My name’s Andrew Lucchesi. I am a PhD student at the City University of New York Graduate Center, where I’m working on a degree in English. I spend most of my time thinking about writing, teaching, and learning, and how these three complex processes are related. Over the last four years teaching college writing classes and studying composition and rhetoric, I have learned to think about writing in complicated ways: writing–both alphabetic and digital–is at once tool for making things for others (finished texts) and also a tool I can use for myself, companion to help me become better learner, thinker, and worker. I try to teach my students to think about writing this way, and I try my best to believe it myself, to practice what I preach. I know that I am never done learning to write, and that writing about my own learning process is the best way to speed this learning along. Which leads me to question two:

What (is this blog about)?

I’m calling this a learning/doing blog. I am picturing it as a mix of an informal publication venue and a process journal for my writing and research work. To keep me working on my various article and dissertation projects, I will post drafts and chunks of writing that are parts of larger works-in-progress. Feedback and suggestions are welcome. I will also post reflective writing in which I take a step back and talk about my process as a developing academic writer–what’s working, what’s not, what’s next. At some point, I will more fully flesh out the theoretical underpinnings of this blog project–what exactly I mean by learning/doing. In lieu of a thorough explanation, I’ll give you an idea of the ground I mean to cover.

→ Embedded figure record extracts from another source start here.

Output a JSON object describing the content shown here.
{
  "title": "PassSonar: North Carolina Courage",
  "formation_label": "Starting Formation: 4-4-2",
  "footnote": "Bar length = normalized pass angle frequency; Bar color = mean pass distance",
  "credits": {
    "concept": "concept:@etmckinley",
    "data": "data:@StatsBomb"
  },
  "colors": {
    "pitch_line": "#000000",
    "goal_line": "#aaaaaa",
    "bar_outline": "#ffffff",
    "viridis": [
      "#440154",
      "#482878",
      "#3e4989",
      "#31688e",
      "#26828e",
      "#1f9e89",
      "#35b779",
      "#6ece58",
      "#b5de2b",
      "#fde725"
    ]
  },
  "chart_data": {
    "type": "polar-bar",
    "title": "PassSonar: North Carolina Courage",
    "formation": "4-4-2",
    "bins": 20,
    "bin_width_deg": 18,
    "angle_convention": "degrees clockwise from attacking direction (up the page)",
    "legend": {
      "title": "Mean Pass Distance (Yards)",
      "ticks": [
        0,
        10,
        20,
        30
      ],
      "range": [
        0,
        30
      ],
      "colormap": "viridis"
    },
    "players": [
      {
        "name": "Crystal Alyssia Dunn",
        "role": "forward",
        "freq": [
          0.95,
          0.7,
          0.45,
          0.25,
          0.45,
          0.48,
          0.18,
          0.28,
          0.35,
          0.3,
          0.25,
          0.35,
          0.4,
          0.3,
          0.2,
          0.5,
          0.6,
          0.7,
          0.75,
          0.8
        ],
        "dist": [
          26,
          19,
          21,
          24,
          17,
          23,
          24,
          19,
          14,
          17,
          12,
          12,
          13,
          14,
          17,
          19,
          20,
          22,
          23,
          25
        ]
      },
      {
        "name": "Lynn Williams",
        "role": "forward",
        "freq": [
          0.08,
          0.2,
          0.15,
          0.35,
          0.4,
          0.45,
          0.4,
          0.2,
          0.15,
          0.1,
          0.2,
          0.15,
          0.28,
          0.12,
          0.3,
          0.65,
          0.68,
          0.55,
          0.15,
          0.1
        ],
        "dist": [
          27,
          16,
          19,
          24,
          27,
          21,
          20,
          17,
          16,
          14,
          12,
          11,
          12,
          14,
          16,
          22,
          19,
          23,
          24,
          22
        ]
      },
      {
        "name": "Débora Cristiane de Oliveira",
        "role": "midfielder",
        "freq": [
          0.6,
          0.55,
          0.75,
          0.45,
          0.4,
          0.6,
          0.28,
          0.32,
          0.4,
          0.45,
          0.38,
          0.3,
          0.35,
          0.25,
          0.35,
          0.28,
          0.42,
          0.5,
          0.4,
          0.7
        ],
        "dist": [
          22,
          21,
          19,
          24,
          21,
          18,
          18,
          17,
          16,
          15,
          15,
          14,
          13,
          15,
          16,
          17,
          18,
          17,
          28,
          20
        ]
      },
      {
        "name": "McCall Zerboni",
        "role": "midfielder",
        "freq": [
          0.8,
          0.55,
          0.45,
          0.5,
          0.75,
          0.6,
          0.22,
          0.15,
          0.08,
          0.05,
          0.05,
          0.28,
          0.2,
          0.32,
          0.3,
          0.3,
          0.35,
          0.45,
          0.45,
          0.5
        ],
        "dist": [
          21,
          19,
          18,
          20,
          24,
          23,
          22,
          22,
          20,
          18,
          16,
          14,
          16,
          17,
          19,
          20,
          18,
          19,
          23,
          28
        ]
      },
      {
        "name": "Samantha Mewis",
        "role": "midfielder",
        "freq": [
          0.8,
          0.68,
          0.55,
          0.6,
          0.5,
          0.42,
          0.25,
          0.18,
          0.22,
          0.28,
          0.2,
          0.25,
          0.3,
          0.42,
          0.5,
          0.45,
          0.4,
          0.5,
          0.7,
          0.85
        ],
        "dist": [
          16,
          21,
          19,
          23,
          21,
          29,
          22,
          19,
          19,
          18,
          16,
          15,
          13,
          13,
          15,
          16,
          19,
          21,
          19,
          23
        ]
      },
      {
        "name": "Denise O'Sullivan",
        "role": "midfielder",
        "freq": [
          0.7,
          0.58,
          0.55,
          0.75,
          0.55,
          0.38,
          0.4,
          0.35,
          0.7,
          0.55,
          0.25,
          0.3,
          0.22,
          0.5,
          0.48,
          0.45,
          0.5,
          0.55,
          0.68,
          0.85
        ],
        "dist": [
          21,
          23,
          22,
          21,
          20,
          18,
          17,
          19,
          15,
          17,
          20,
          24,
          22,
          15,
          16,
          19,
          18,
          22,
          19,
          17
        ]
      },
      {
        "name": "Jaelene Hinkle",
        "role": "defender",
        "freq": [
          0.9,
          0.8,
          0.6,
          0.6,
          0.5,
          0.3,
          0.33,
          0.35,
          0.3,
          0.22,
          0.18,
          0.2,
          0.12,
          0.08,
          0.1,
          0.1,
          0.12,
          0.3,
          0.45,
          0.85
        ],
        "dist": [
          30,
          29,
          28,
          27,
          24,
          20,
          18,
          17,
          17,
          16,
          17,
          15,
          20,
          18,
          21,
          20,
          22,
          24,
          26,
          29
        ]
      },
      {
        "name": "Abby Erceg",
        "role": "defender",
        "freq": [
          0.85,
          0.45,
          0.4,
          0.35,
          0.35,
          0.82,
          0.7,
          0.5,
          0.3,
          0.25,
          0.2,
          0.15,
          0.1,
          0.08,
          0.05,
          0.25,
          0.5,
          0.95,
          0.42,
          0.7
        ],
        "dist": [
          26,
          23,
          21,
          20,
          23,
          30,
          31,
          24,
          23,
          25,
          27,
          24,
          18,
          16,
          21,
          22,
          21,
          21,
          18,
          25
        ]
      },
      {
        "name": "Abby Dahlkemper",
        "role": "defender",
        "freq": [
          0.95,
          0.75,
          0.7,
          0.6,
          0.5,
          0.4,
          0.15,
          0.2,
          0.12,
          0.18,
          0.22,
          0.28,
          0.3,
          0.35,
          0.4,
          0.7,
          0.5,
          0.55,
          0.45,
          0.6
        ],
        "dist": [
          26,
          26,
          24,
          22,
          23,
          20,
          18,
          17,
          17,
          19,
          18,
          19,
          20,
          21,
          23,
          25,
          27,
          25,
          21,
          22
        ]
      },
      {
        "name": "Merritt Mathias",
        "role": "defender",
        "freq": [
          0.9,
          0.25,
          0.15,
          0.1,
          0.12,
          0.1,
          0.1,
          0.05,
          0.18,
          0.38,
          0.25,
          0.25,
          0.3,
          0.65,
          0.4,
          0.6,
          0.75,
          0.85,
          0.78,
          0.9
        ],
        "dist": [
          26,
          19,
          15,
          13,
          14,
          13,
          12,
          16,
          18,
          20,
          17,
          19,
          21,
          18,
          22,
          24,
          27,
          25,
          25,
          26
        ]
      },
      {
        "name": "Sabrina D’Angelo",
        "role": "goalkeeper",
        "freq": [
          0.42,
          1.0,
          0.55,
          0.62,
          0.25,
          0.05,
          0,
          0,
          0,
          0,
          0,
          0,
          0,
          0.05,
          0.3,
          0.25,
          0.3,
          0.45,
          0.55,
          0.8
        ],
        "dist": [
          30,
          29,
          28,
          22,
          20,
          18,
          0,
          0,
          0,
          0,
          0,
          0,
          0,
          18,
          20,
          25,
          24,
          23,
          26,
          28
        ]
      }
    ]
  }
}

Where (will this blog go?)

You can expect posts on this blog to include things like this:

  • Drafts and chunks of writing for conference talks, dissertation chapters, webtexts, videos, and other formal products
  • Musings and speculations on ideas emerging from my research
  • Report-backs from workshops or other public events (done by me or by others)
  • Reflections on my experiments with various digital tools or writing techniques
    • Coming soon: my experiments with the digital mapping/composing tool Mural.ly
  • Rants and diatribes about life as a graduate student, my learning process, and Beyonce-themed podcasts

When (will I post?)

I’m planning to post at least once a week, probably by Fridays. While I would like every post to be interesting and important, the truth of the matter is that this blog is more about process than product. The important thing for me is that I post something every week: it’s about routine, not revelation. It’s about committing to a process that will help me develop healthy writing habits and keep my demons of self-doubt in check. So you can expect some variety from week to week in terms of format (and probably quality too). But I promise to update every week.

Why (should you read?)

I can imagine some reasons why you might read my blog. Perhaps you are a graduate student yourself, and you’re also struggling to develop your professional identity, your writerly voice, your teaching style, all that. Maybe you too are thinking about writing a dissertation and want to stay sane (whatever that is) while doing it. Or perhaps you share similar research interests with me, and you’ll be interested in my ideas and scholarship on disability or pedagogy or literacy. If this is the case, you might check out my annotated bibliography archive, where I review and respond to the books and articles I’m reading. Perhaps–and this feels unlikely–you simply like the way I write, or you know me personally or want to get to know me better. Maybe you simply enjoy reading what I write and it has no particular utility to you at all.

How (should you interact?)

Whatever your reasons for reading my blog, I want to encourage you to interact by commenting, contacting me, or spreading the word through social media. Whether I’m posting polished drafts or loose musings, I would love feedback: disagreements, questions, corrections, encouragements, anything. I want to start discussions. So, please, don’t be shy.